Plumber: The Verdict on Lazy Tradies

Professional plumber repairing sink pipe – 'Tradies Unveiled'

I’ve seen a lot of tradies in my time as an investor and involved in real estate. So I want you to imagine in your mind what the best plumber I have ever worked with looks like.

Aside from “plumbers crack” which I believe is mandatory for all Aussie plumbers, I bet the image in your head is nothing like the person I’m thinking about.

I’d suggest that most of you are thinking of a polished young tradie turning up in their sparkling truck with logos plastered on the side and a catchy slogan like “on time, every time”, or something similar. They’d walk into the job with a neatly pressed dress shirt and a tool box looking brand new with all the latest tools and gadgets inside. At least, that’s what we’d hope they looked like.

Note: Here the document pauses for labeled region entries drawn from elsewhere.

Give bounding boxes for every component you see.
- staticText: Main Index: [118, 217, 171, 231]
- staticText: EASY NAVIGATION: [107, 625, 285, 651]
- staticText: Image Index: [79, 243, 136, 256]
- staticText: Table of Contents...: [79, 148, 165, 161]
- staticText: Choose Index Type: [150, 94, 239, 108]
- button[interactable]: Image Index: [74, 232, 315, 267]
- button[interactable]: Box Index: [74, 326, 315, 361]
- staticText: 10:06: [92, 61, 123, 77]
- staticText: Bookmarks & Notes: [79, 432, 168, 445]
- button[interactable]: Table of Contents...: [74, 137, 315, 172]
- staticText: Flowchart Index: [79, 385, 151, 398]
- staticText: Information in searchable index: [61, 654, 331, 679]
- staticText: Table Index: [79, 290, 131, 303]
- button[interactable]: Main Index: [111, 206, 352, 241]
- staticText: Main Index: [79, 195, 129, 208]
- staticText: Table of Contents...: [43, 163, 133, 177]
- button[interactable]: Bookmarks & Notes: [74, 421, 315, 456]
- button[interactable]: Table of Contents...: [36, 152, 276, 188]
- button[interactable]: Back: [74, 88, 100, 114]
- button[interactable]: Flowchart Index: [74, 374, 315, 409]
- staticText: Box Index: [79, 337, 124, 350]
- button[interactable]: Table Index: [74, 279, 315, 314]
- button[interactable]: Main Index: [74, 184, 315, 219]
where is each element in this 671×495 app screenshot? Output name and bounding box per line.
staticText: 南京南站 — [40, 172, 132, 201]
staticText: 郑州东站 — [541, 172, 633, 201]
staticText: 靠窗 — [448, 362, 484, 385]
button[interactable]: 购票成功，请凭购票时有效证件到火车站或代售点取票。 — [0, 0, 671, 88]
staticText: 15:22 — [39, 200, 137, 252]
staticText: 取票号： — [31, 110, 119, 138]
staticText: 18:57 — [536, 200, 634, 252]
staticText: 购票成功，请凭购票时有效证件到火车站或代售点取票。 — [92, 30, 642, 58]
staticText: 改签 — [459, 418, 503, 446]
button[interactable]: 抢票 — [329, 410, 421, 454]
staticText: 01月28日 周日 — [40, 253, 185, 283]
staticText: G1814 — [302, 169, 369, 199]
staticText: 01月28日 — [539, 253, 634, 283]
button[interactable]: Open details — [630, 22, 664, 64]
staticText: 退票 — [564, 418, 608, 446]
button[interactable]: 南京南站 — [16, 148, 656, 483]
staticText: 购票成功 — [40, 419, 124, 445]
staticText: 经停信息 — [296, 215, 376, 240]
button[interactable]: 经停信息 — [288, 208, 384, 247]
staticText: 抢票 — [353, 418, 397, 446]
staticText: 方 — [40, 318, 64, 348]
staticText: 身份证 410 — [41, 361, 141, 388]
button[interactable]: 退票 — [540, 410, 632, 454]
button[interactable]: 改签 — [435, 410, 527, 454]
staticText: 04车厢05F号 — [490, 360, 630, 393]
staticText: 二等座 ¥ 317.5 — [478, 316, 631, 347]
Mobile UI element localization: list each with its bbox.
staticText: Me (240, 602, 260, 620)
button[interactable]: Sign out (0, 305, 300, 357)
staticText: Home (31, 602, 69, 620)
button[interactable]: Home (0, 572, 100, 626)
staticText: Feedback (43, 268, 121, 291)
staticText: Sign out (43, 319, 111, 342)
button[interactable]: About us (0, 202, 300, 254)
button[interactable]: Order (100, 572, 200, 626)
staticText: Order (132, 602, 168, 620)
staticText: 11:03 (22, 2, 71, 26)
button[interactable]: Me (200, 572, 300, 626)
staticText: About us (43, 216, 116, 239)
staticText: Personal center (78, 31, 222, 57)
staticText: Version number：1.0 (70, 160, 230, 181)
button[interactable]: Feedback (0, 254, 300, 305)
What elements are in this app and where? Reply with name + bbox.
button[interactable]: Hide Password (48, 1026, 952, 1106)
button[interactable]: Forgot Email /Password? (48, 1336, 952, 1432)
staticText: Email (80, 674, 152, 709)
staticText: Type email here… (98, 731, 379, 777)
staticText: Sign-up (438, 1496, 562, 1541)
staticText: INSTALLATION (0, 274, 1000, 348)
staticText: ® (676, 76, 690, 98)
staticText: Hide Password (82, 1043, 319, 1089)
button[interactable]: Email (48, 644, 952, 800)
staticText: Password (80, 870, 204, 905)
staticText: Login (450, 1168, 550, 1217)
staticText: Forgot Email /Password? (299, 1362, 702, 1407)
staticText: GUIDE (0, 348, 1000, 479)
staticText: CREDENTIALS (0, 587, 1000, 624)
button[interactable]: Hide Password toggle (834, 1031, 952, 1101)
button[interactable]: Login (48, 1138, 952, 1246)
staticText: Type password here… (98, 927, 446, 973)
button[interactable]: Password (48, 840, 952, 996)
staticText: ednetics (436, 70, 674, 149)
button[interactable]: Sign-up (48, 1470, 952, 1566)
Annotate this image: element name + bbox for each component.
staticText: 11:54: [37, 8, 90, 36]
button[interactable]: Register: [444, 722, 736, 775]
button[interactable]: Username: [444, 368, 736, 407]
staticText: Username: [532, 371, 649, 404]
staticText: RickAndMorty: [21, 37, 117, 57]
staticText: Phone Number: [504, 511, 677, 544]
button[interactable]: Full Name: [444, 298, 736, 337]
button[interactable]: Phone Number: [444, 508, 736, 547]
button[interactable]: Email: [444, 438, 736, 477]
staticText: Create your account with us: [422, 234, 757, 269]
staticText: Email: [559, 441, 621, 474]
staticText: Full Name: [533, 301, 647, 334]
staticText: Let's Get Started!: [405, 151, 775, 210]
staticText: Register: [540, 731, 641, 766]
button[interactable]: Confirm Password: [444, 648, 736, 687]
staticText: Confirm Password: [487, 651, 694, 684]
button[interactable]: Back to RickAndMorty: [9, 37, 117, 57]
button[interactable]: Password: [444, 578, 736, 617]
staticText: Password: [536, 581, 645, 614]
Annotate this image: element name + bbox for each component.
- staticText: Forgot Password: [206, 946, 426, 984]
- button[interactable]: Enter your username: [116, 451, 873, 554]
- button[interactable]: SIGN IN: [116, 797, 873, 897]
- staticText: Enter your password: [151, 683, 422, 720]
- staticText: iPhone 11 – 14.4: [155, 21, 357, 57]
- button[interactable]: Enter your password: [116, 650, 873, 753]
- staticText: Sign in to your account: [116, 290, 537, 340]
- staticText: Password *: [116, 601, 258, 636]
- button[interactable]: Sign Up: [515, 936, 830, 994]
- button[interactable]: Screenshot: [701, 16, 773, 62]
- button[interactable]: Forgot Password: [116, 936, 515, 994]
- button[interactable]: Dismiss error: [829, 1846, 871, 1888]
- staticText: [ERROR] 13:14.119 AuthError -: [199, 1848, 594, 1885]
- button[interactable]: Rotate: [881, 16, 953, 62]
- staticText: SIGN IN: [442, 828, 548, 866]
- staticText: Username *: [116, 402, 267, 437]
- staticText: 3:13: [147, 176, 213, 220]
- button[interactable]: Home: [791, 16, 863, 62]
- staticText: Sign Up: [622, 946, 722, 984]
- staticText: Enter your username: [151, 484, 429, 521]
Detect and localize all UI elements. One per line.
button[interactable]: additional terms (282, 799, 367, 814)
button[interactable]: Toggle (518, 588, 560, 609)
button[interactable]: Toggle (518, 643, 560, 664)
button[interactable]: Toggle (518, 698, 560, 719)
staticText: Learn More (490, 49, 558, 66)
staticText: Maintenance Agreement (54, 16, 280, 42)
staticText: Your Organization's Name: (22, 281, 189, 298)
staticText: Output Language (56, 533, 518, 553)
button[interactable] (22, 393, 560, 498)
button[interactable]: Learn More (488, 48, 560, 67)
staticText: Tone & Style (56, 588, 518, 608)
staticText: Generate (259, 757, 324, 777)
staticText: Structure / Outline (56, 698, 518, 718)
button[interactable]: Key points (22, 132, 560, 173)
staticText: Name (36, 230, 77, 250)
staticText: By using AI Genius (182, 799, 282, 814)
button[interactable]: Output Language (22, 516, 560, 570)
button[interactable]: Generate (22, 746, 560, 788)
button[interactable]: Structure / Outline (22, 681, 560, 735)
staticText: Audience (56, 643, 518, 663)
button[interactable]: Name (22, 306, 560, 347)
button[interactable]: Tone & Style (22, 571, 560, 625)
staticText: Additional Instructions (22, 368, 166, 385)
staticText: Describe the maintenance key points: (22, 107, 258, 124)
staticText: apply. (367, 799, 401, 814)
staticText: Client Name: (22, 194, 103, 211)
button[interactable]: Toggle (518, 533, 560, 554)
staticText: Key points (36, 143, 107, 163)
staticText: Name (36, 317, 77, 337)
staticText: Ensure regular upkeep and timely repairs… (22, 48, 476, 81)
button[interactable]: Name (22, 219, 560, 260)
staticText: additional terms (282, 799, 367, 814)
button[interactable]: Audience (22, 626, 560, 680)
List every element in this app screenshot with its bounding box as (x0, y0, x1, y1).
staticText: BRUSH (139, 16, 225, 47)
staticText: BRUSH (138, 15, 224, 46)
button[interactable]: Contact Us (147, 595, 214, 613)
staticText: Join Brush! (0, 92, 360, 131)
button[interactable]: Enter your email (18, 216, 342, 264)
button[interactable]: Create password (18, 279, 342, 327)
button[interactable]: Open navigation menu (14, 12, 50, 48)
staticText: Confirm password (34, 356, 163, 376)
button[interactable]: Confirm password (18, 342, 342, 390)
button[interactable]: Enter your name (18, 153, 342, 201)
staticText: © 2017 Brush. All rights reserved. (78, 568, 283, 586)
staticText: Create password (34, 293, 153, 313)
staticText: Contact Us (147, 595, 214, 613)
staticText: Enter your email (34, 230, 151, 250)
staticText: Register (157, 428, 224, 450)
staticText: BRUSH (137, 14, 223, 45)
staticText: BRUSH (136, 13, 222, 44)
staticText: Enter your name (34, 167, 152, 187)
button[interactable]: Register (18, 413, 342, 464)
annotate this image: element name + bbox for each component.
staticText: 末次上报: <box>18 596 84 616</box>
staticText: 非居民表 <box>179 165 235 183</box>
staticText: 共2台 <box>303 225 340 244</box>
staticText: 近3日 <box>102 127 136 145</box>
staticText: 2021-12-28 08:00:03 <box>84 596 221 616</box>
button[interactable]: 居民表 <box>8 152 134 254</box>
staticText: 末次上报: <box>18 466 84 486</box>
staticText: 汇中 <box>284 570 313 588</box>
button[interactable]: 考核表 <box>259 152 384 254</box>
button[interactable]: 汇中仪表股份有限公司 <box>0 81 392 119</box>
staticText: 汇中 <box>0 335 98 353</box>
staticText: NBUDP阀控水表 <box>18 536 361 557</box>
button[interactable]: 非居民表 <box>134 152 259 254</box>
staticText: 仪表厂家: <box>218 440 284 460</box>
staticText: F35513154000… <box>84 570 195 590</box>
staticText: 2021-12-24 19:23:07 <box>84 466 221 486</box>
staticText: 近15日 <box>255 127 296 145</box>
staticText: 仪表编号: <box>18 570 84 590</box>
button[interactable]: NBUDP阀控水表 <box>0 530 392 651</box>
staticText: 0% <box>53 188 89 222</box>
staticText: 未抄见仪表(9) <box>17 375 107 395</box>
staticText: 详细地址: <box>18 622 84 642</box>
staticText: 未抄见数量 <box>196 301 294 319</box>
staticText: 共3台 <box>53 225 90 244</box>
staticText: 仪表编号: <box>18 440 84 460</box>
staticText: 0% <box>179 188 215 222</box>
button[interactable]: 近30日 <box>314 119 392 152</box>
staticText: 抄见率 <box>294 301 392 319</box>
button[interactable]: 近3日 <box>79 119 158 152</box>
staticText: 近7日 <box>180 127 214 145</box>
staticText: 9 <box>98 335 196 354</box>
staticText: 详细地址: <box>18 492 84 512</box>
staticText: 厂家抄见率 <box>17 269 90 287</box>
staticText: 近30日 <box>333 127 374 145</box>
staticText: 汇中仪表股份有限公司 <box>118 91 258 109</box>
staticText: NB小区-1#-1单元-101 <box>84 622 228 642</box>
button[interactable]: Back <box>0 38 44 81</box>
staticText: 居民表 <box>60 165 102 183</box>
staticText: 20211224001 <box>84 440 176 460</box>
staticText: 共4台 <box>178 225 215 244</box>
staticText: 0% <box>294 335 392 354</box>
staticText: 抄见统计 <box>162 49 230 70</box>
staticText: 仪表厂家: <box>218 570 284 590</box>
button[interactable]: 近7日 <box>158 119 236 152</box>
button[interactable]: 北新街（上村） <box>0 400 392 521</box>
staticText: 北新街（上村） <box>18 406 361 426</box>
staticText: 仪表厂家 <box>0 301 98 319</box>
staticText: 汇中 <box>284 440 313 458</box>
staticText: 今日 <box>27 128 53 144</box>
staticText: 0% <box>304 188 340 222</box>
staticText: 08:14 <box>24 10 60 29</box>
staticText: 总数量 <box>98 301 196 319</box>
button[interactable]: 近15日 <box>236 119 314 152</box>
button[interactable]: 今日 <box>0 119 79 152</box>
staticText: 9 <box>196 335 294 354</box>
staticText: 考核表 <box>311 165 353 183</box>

You have to love a quick search for “plumber” on stock images.
I’m no expert but I’m pretty sure an adjustable wrench won’t help him here.

Well… that’s not the case. The very best plumber I have worked with:

  • Was a slightly overweight older gentleman
  • He was never dressed neatly
  • He rarely showed up on time
  • He had a ratty old toolbox with tools you’d imagine your grandfather used
  • His vehicle was an older ute

Once he arrived, he knew exactly what he needed to do every time and wasted no time in getting it done.

He had countless spare parts in his ute (which seemingly doubled as a Tardis) and did not say a single word while he focused on the job.

The jobs were always completed incredibly faster than other plumbers and he always charged exactly what the quote amount was.

That young well dressed tradie you imagined? Those ones would come to my properties and spend hours diagnosing the problems before a few trips to Bunnings, a basket full of excuses as to why the job is taking so long and ended up charging considerably more than the original quote.

When it comes to getting work done on properties, you can have one or the other, but seemingly, you can’t have both.

If you want to pay extra just because your tradie drives a nice truck and has a freshly pressed pair of work trousers, be my guest.

If you’d rather someone spend 8 hours on a job so you can justify the $1500 invoice, go right ahead.

I’d rather just get the job done, even if it takes them 1 hour and I pay an exorbitant hourly rate. If we’ve already agreed to a fair exchange of value, I don’t care how long it takes the tradie as long as they do the job well.

I’d rather pay someone just to get the job expertly done as quickly as possible.

This tale underscores a vital lesson that transcends beyond choosing the right tradie… it’s about valuing substance over style, expertise over appearance.

In property investment, as in life, the real magic often lies in the unseen details, the wealth of experience over the superficial gloss. It’s a reminder that sometimes, the most unassuming exteriors hide the most competent and efficient solutions.

So next time you’re evaluating someone for a job (whether in property or just with your life in general), remember this:

It’s not about the sparkle of their toolkit but the skill and reliability they bring to your project.